Complex numbers in algebraic and polar form

2010013113

Level: 
B
Find the polar form of the opposite number of \(z=-\frac{\sqrt5}{2} + \mathrm{i}\frac{\sqrt{15}}{2}\).
\(\sqrt{5}\left (\cos \left(-\frac{\pi} {3}\right) + \mathrm{i}\sin \left(-\frac{\pi} {3}\right )\right)\)
\(\sqrt{5}\left (\cos \frac{2\pi } {3} + \mathrm{i}\sin \frac{2\pi } {3}\right )\)
\(\sqrt{10}\left (\cos \frac{5\pi } {3} + \mathrm{i}\sin \frac{5\pi } {3}\right )\)
\(\sqrt{5}\left (\cos \frac{\pi } {3} + \mathrm{i}\sin \frac{\pi } {3}\right )\)

2010013112

Level: 
B
Find the polar form of the complex conjugate of \(z=-\frac{\sqrt5}{2} + \mathrm{i}\frac{\sqrt{15}}{2}\).
\(\sqrt{5}\left (\cos \left(-\frac{2\pi} {3}\right) + \mathrm{i}\sin \left(-\frac{2\pi} {3}\right )\right)\)
\(\sqrt{5}\left (\cos \frac{2\pi } {3} + \mathrm{i}\sin \frac{2\pi } {3}\right )\)
\(\sqrt{10}\left (\cos \frac{4\pi } {3} + \mathrm{i}\sin \frac{4\pi } {3}\right )\)
\(\sqrt{5}\left (\cos \frac{\pi } {3} + \mathrm{i}\sin \frac{\pi } {3}\right )\)

2010013111

Level: 
B
Find the polar form of the complex number \(z=\frac{\mathrm{i}^{12}+1} {\mathrm{i}^{11}+1} \).
\(\sqrt{2}\left (\cos \frac{\pi } {4} + \mathrm{i}\sin \frac{\pi } {4}\right )\)
\(\cos \frac{\pi } {2} + \mathrm{i}\sin \frac{\pi } {2}\)
\(\sqrt{2}\left (\cos \frac{5\pi } {4} + \mathrm{i}\sin \frac{5\pi } {4}\right )\)
\(\sqrt{2}\left (\cos \frac{3\pi } {4} + \mathrm{i}\sin \frac{3\pi } {4}\right )\)

2010013107

Level: 
C
Let \( z_1 = x^2 + 9y\,\mathrm{i}-10\,\mathrm{i} \) and \( z_2 = 8x-15+ y^2\,\mathrm{i} \).

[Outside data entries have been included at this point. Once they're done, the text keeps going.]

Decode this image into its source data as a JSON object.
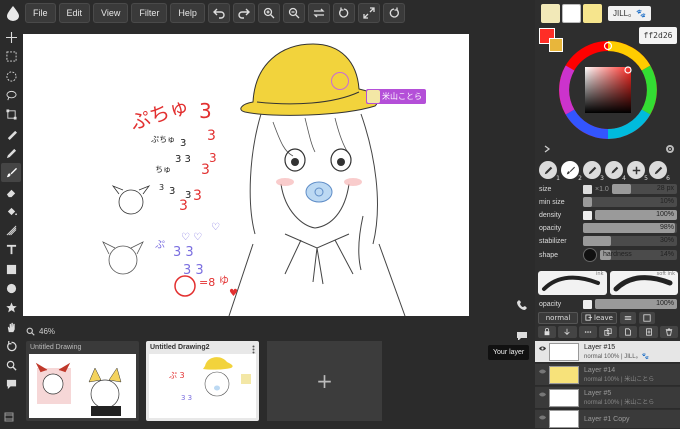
{
  "menu": {
    "file": "File",
    "edit": "Edit",
    "view": "View",
    "filter": "Filter",
    "help": "Help"
  },
  "zoom": {
    "level": "46%"
  },
  "drawings": [
    {
      "title": "Untitled Drawing"
    },
    {
      "title": "Untitled Drawing2"
    }
  ],
  "new_drawing": "+",
  "canvas_labels": {
    "user_tag": "米山ことら"
  },
  "collab": {
    "user_name": "JILL。🐾"
  },
  "color": {
    "hex": "ff2d26",
    "primary": "#ff2d26",
    "secondary": "#e8b63b"
  },
  "brush_presets": [
    "1",
    "2",
    "3",
    "4",
    "5",
    "6"
  ],
  "brush": {
    "size": {
      "label": "size",
      "value": "28 px",
      "mult": "×1.0"
    },
    "min_size": {
      "label": "min size",
      "value": "10%"
    },
    "density": {
      "label": "density",
      "value": "100%"
    },
    "opacity": {
      "label": "opacity",
      "value": "98%"
    },
    "stabilizer": {
      "label": "stabilizer",
      "value": "30%"
    },
    "shape": {
      "label": "shape",
      "hardness_label": "hardness",
      "hardness": "14%"
    }
  },
  "brush_strokes": {
    "ink": "ink",
    "soft_ink": "soft ink"
  },
  "layer_opacity": {
    "label": "opacity",
    "value": "100%"
  },
  "blend": {
    "mode": "normal",
    "leave": "leave"
  },
  "layers": [
    {
      "name": "Layer #15",
      "meta": "normal 100% | JILL。🐾",
      "active": true
    },
    {
      "name": "Layer #14",
      "meta": "normal 100% | 米山ことら",
      "active": false
    },
    {
      "name": "Layer #5",
      "meta": "normal 100% | 米山ことら",
      "active": false
    },
    {
      "name": "Layer #1 Copy",
      "meta": "",
      "active": false
    }
  ],
  "tooltip": "Your layer"
}
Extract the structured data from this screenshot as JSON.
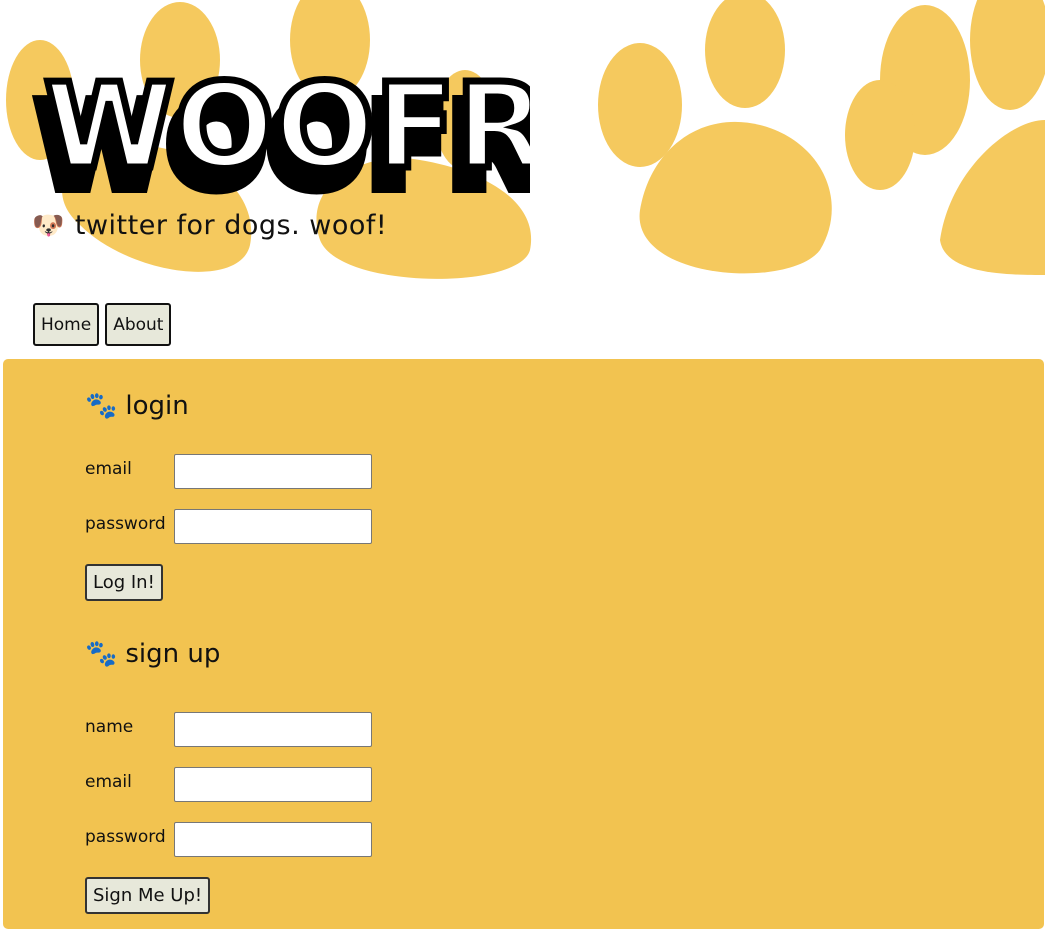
{
  "header": {
    "logo_text": "WOOFR",
    "tagline_icon": "🐶",
    "tagline": "twitter for dogs. woof!"
  },
  "nav": {
    "items": [
      {
        "label": "Home"
      },
      {
        "label": "About"
      }
    ]
  },
  "login": {
    "icon": "🐾",
    "title": "login",
    "fields": [
      {
        "label": "email",
        "value": ""
      },
      {
        "label": "password",
        "value": ""
      }
    ],
    "submit_label": "Log In!"
  },
  "signup": {
    "icon": "🐾",
    "title": "sign up",
    "fields": [
      {
        "label": "name",
        "value": ""
      },
      {
        "label": "email",
        "value": ""
      },
      {
        "label": "password",
        "value": ""
      }
    ],
    "submit_label": "Sign Me Up!"
  },
  "colors": {
    "panel": "#f2c350",
    "paw": "#f5c95e",
    "button": "#e7e8da"
  }
}
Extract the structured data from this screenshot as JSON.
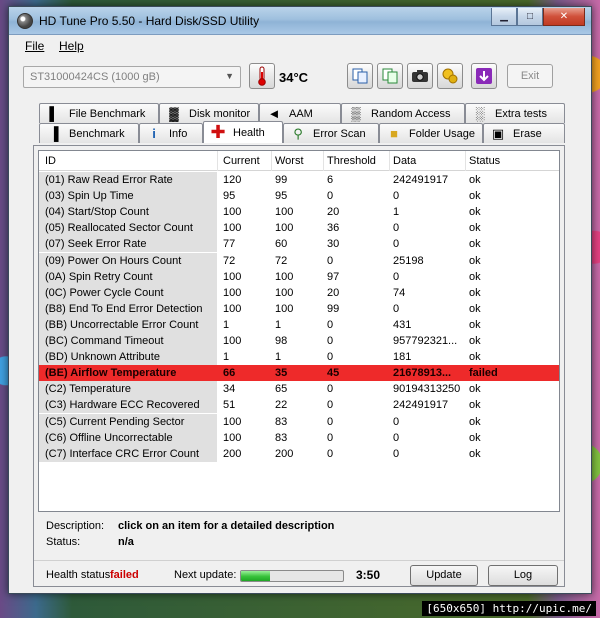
{
  "window": {
    "title": "HD Tune Pro 5.50 - Hard Disk/SSD Utility"
  },
  "menu": {
    "file": "File",
    "help": "Help"
  },
  "toolbar": {
    "drive": "ST31000424CS (1000 gB)",
    "temperature": "34°C",
    "exit_label": "Exit"
  },
  "tabs": {
    "top": [
      "File Benchmark",
      "Disk monitor",
      "AAM",
      "Random Access",
      "Extra tests"
    ],
    "bottom": [
      "Benchmark",
      "Info",
      "Health",
      "Error Scan",
      "Folder Usage",
      "Erase"
    ],
    "active": "Health"
  },
  "table": {
    "columns": [
      "ID",
      "Current",
      "Worst",
      "Threshold",
      "Data",
      "Status"
    ],
    "rows": [
      {
        "id": "(01) Raw Read Error Rate",
        "current": "120",
        "worst": "99",
        "threshold": "6",
        "data": "242491917",
        "status": "ok"
      },
      {
        "id": "(03) Spin Up Time",
        "current": "95",
        "worst": "95",
        "threshold": "0",
        "data": "0",
        "status": "ok"
      },
      {
        "id": "(04) Start/Stop Count",
        "current": "100",
        "worst": "100",
        "threshold": "20",
        "data": "1",
        "status": "ok"
      },
      {
        "id": "(05) Reallocated Sector Count",
        "current": "100",
        "worst": "100",
        "threshold": "36",
        "data": "0",
        "status": "ok"
      },
      {
        "id": "(07) Seek Error Rate",
        "current": "77",
        "worst": "60",
        "threshold": "30",
        "data": "0",
        "status": "ok"
      },
      {
        "id": "(09) Power On Hours Count",
        "current": "72",
        "worst": "72",
        "threshold": "0",
        "data": "25198",
        "status": "ok"
      },
      {
        "id": "(0A) Spin Retry Count",
        "current": "100",
        "worst": "100",
        "threshold": "97",
        "data": "0",
        "status": "ok"
      },
      {
        "id": "(0C) Power Cycle Count",
        "current": "100",
        "worst": "100",
        "threshold": "20",
        "data": "74",
        "status": "ok"
      },
      {
        "id": "(B8) End To End Error Detection",
        "current": "100",
        "worst": "100",
        "threshold": "99",
        "data": "0",
        "status": "ok"
      },
      {
        "id": "(BB) Uncorrectable Error Count",
        "current": "1",
        "worst": "1",
        "threshold": "0",
        "data": "431",
        "status": "ok"
      },
      {
        "id": "(BC) Command Timeout",
        "current": "100",
        "worst": "98",
        "threshold": "0",
        "data": "957792321...",
        "status": "ok"
      },
      {
        "id": "(BD) Unknown Attribute",
        "current": "1",
        "worst": "1",
        "threshold": "0",
        "data": "181",
        "status": "ok"
      },
      {
        "id": "(BE) Airflow Temperature",
        "current": "66",
        "worst": "35",
        "threshold": "45",
        "data": "21678913...",
        "status": "failed"
      },
      {
        "id": "(C2) Temperature",
        "current": "34",
        "worst": "65",
        "threshold": "0",
        "data": "90194313250",
        "status": "ok"
      },
      {
        "id": "(C3) Hardware ECC Recovered",
        "current": "51",
        "worst": "22",
        "threshold": "0",
        "data": "242491917",
        "status": "ok"
      },
      {
        "id": "(C5) Current Pending Sector",
        "current": "100",
        "worst": "83",
        "threshold": "0",
        "data": "0",
        "status": "ok"
      },
      {
        "id": "(C6) Offline Uncorrectable",
        "current": "100",
        "worst": "83",
        "threshold": "0",
        "data": "0",
        "status": "ok"
      },
      {
        "id": "(C7) Interface CRC Error Count",
        "current": "200",
        "worst": "200",
        "threshold": "0",
        "data": "0",
        "status": "ok"
      }
    ]
  },
  "description": {
    "label": "Description:",
    "value": "click on an item for a detailed description",
    "status_label": "Status:",
    "status_value": "n/a"
  },
  "footer": {
    "health_label": "Health status:",
    "health_value": "failed",
    "next_update_label": "Next update:",
    "progress_fraction": 0.28,
    "countdown": "3:50",
    "update_label": "Update",
    "log_label": "Log"
  },
  "watermark": "[650x650] http://upic.me/",
  "colors": {
    "failed_row": "#ee2a2a",
    "failed_text": "#cc0000",
    "progress": "#37c23a"
  }
}
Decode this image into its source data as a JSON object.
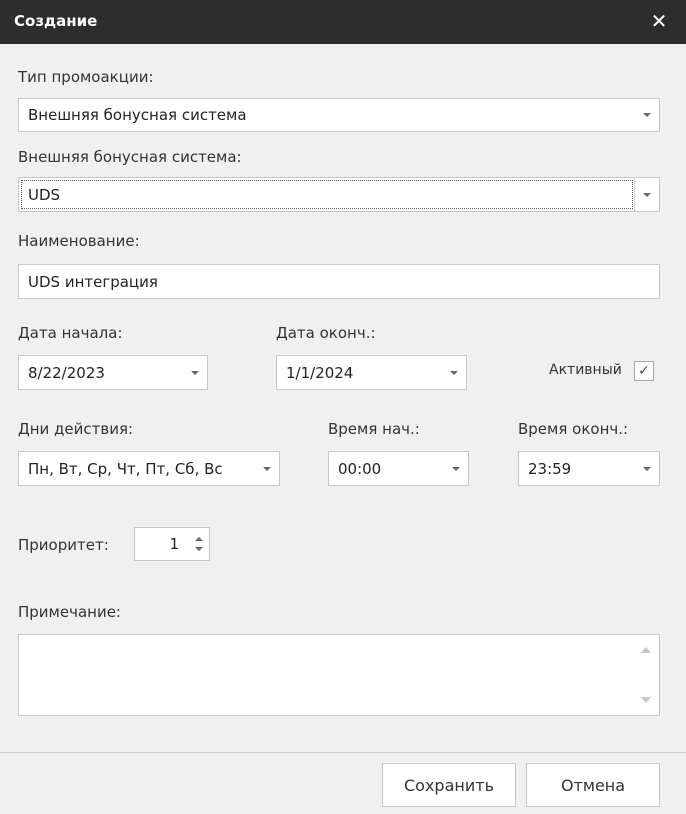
{
  "window": {
    "title": "Создание",
    "close_glyph": "✕"
  },
  "form": {
    "promo_type": {
      "label": "Тип промоакции:",
      "value": "Внешняя бонусная система"
    },
    "bonus_system": {
      "label": "Внешняя бонусная система:",
      "value": "UDS"
    },
    "name": {
      "label": "Наименование:",
      "value": "UDS интеграция"
    },
    "start_date": {
      "label": "Дата начала:",
      "value": "8/22/2023"
    },
    "end_date": {
      "label": "Дата оконч.:",
      "value": "1/1/2024"
    },
    "active": {
      "label": "Активный",
      "checked": true,
      "check_glyph": "✓"
    },
    "days": {
      "label": "Дни действия:",
      "value": "Пн, Вт, Ср, Чт, Пт, Сб, Вс"
    },
    "start_time": {
      "label": "Время нач.:",
      "value": "00:00"
    },
    "end_time": {
      "label": "Время оконч.:",
      "value": "23:59"
    },
    "priority": {
      "label": "Приоритет:",
      "value": "1"
    },
    "note": {
      "label": "Примечание:",
      "value": ""
    }
  },
  "footer": {
    "save_label": "Сохранить",
    "cancel_label": "Отмена"
  }
}
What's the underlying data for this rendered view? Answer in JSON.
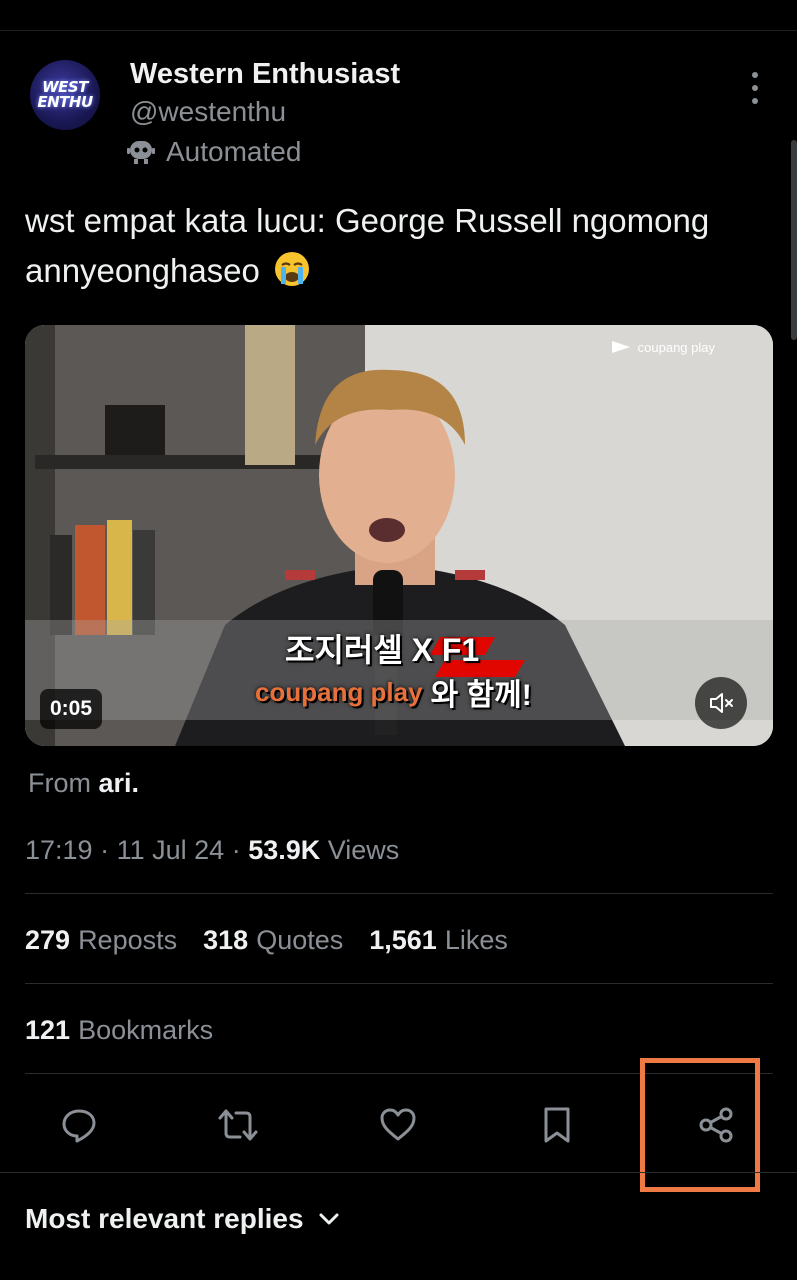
{
  "post": {
    "author_name": "Western Enthusiast",
    "author_handle": "@westenthu",
    "automated_label": "Automated",
    "avatar_text": "WEST\nENTHU",
    "text": "wst empat kata lucu: George Russell ngomong annyeonghaseo",
    "emoji": "loudly-crying-face-emoji"
  },
  "media": {
    "watermark": "coupang play",
    "duration": "0:05",
    "subtitle_line1": "조지러셀 X F1",
    "subtitle_brand": "coupang play",
    "subtitle_line2": "와 함께!",
    "mute_icon": "speaker-muted-icon"
  },
  "source": {
    "label": "From",
    "name": "ari."
  },
  "meta": {
    "time": "17:19",
    "date": "11 Jul 24",
    "views_count": "53.9K",
    "views_label": "Views"
  },
  "stats": {
    "reposts_count": "279",
    "reposts_label": "Reposts",
    "quotes_count": "318",
    "quotes_label": "Quotes",
    "likes_count": "1,561",
    "likes_label": "Likes",
    "bookmarks_count": "121",
    "bookmarks_label": "Bookmarks"
  },
  "actions": [
    "reply-icon",
    "repost-icon",
    "like-icon",
    "bookmark-icon",
    "share-icon"
  ],
  "replies_sort": {
    "label": "Most relevant replies"
  },
  "colors": {
    "background": "#000000",
    "text_primary": "#eef0f1",
    "text_secondary": "#8b9096",
    "highlight_box": "#f07a44"
  }
}
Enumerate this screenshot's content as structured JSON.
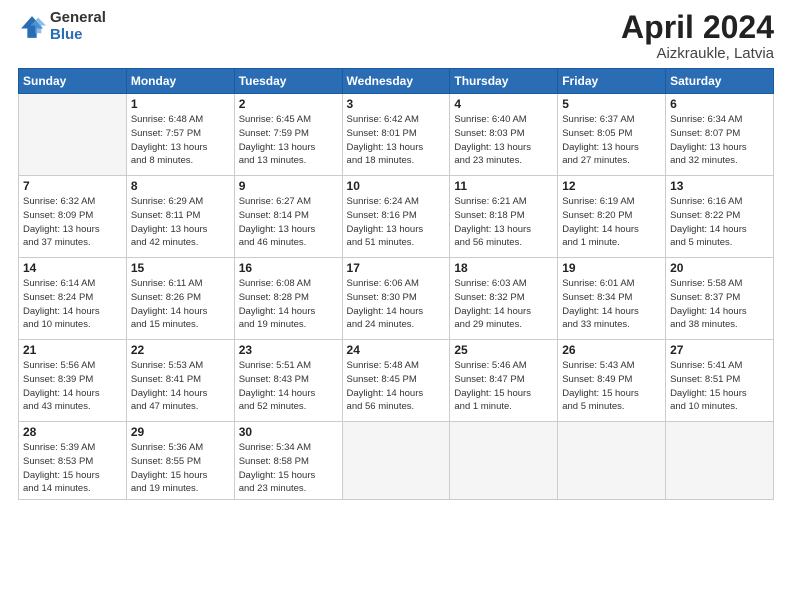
{
  "header": {
    "logo_general": "General",
    "logo_blue": "Blue",
    "title": "April 2024",
    "location": "Aizkraukle, Latvia"
  },
  "weekdays": [
    "Sunday",
    "Monday",
    "Tuesday",
    "Wednesday",
    "Thursday",
    "Friday",
    "Saturday"
  ],
  "weeks": [
    [
      {
        "day": "",
        "info": ""
      },
      {
        "day": "1",
        "info": "Sunrise: 6:48 AM\nSunset: 7:57 PM\nDaylight: 13 hours\nand 8 minutes."
      },
      {
        "day": "2",
        "info": "Sunrise: 6:45 AM\nSunset: 7:59 PM\nDaylight: 13 hours\nand 13 minutes."
      },
      {
        "day": "3",
        "info": "Sunrise: 6:42 AM\nSunset: 8:01 PM\nDaylight: 13 hours\nand 18 minutes."
      },
      {
        "day": "4",
        "info": "Sunrise: 6:40 AM\nSunset: 8:03 PM\nDaylight: 13 hours\nand 23 minutes."
      },
      {
        "day": "5",
        "info": "Sunrise: 6:37 AM\nSunset: 8:05 PM\nDaylight: 13 hours\nand 27 minutes."
      },
      {
        "day": "6",
        "info": "Sunrise: 6:34 AM\nSunset: 8:07 PM\nDaylight: 13 hours\nand 32 minutes."
      }
    ],
    [
      {
        "day": "7",
        "info": "Sunrise: 6:32 AM\nSunset: 8:09 PM\nDaylight: 13 hours\nand 37 minutes."
      },
      {
        "day": "8",
        "info": "Sunrise: 6:29 AM\nSunset: 8:11 PM\nDaylight: 13 hours\nand 42 minutes."
      },
      {
        "day": "9",
        "info": "Sunrise: 6:27 AM\nSunset: 8:14 PM\nDaylight: 13 hours\nand 46 minutes."
      },
      {
        "day": "10",
        "info": "Sunrise: 6:24 AM\nSunset: 8:16 PM\nDaylight: 13 hours\nand 51 minutes."
      },
      {
        "day": "11",
        "info": "Sunrise: 6:21 AM\nSunset: 8:18 PM\nDaylight: 13 hours\nand 56 minutes."
      },
      {
        "day": "12",
        "info": "Sunrise: 6:19 AM\nSunset: 8:20 PM\nDaylight: 14 hours\nand 1 minute."
      },
      {
        "day": "13",
        "info": "Sunrise: 6:16 AM\nSunset: 8:22 PM\nDaylight: 14 hours\nand 5 minutes."
      }
    ],
    [
      {
        "day": "14",
        "info": "Sunrise: 6:14 AM\nSunset: 8:24 PM\nDaylight: 14 hours\nand 10 minutes."
      },
      {
        "day": "15",
        "info": "Sunrise: 6:11 AM\nSunset: 8:26 PM\nDaylight: 14 hours\nand 15 minutes."
      },
      {
        "day": "16",
        "info": "Sunrise: 6:08 AM\nSunset: 8:28 PM\nDaylight: 14 hours\nand 19 minutes."
      },
      {
        "day": "17",
        "info": "Sunrise: 6:06 AM\nSunset: 8:30 PM\nDaylight: 14 hours\nand 24 minutes."
      },
      {
        "day": "18",
        "info": "Sunrise: 6:03 AM\nSunset: 8:32 PM\nDaylight: 14 hours\nand 29 minutes."
      },
      {
        "day": "19",
        "info": "Sunrise: 6:01 AM\nSunset: 8:34 PM\nDaylight: 14 hours\nand 33 minutes."
      },
      {
        "day": "20",
        "info": "Sunrise: 5:58 AM\nSunset: 8:37 PM\nDaylight: 14 hours\nand 38 minutes."
      }
    ],
    [
      {
        "day": "21",
        "info": "Sunrise: 5:56 AM\nSunset: 8:39 PM\nDaylight: 14 hours\nand 43 minutes."
      },
      {
        "day": "22",
        "info": "Sunrise: 5:53 AM\nSunset: 8:41 PM\nDaylight: 14 hours\nand 47 minutes."
      },
      {
        "day": "23",
        "info": "Sunrise: 5:51 AM\nSunset: 8:43 PM\nDaylight: 14 hours\nand 52 minutes."
      },
      {
        "day": "24",
        "info": "Sunrise: 5:48 AM\nSunset: 8:45 PM\nDaylight: 14 hours\nand 56 minutes."
      },
      {
        "day": "25",
        "info": "Sunrise: 5:46 AM\nSunset: 8:47 PM\nDaylight: 15 hours\nand 1 minute."
      },
      {
        "day": "26",
        "info": "Sunrise: 5:43 AM\nSunset: 8:49 PM\nDaylight: 15 hours\nand 5 minutes."
      },
      {
        "day": "27",
        "info": "Sunrise: 5:41 AM\nSunset: 8:51 PM\nDaylight: 15 hours\nand 10 minutes."
      }
    ],
    [
      {
        "day": "28",
        "info": "Sunrise: 5:39 AM\nSunset: 8:53 PM\nDaylight: 15 hours\nand 14 minutes."
      },
      {
        "day": "29",
        "info": "Sunrise: 5:36 AM\nSunset: 8:55 PM\nDaylight: 15 hours\nand 19 minutes."
      },
      {
        "day": "30",
        "info": "Sunrise: 5:34 AM\nSunset: 8:58 PM\nDaylight: 15 hours\nand 23 minutes."
      },
      {
        "day": "",
        "info": ""
      },
      {
        "day": "",
        "info": ""
      },
      {
        "day": "",
        "info": ""
      },
      {
        "day": "",
        "info": ""
      }
    ]
  ]
}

Find all \( [x;y] \in \mathbb{R}\times\mathbb{R} \) such that \( z_1= \overline{z_2} \).
\( [x;y]\in\left\{[3;-10], [3;1], [5;-10], [5;1]\right\} \)
\( [x;y]\in\left\{[-10;3], [1;3], [-10;5], [1;5]\right\} \)
\( [x;y]\in\left\{[3;10], [3;-1], [5;10], [5;-1]\right\} \)
\( [x;y]\in\left\{[-3;-10], [-3;1], [-5;-10], [-5;1]\right\} \)

2010013106

Level: 
B
Let \(z_1 = 1 + \mathrm{i}\sqrt{3}\), \(z_2=\sqrt3 + \mathrm{i}\). Identify a complex number that is not equal to \(\frac{z_1}{z_2}\).
\(\cos \frac{7\pi}{6} + \mathrm{i} \sin \frac{7\pi}{6}\)
\(\cos \frac{\pi}{6} +\mathrm{i} \sin \frac{\pi}{6}\)
\( \frac{\sqrt{3}}{2} + \frac{\mathrm{i}}{2}\)
\(\cos \left(-\frac{\pi}{6}\right) - \mathrm{i} \sin \left(-\frac{\pi}{6}\right)\)

2010013105

Level: 
B
Let \(z_1 = \sqrt3 + \mathrm{i}\), \(z_2=1 + \mathrm{i}\sqrt3\). Identify a complex number that is not equal to \(\frac{z_1}{z_2}\).
\(\cos \frac{5\pi}{6} + \mathrm{i} \sin \frac{5\pi}{6}\)
\(\cos \left(-\frac{\pi}{6}\right) + \mathrm{i} \sin \left(-\frac{\pi}{6}\right)\)
\( \frac{\sqrt{3}}{2} - \frac{\mathrm{i}}{2}\)
\(\cos \frac{\pi}{6} - \mathrm{i} \sin \frac{\pi}{6}\)

2010013104

Level: 
B
Let \( [x;y]\in\mathbb{R}\times\mathbb{R} \), \( z_1 = -2 + xy\,\mathrm{i} \) and \( z_2 = x + y + 8\,\mathrm{i}\). Find all \( [x;y] \) such that \( z_1 \) and \( z_2 \) are the opposite numbers.
\( [x;y] \in\left\{[4;-2],[-2;4]\right\} \)
\( [x;y] \in \left\{[4;-2]\right\} \)
\( [x;y] \in\left\{[-4;2],[2;-4]\right\} \)
\( [x;y] \in \left\{[-2;4]\right\} \)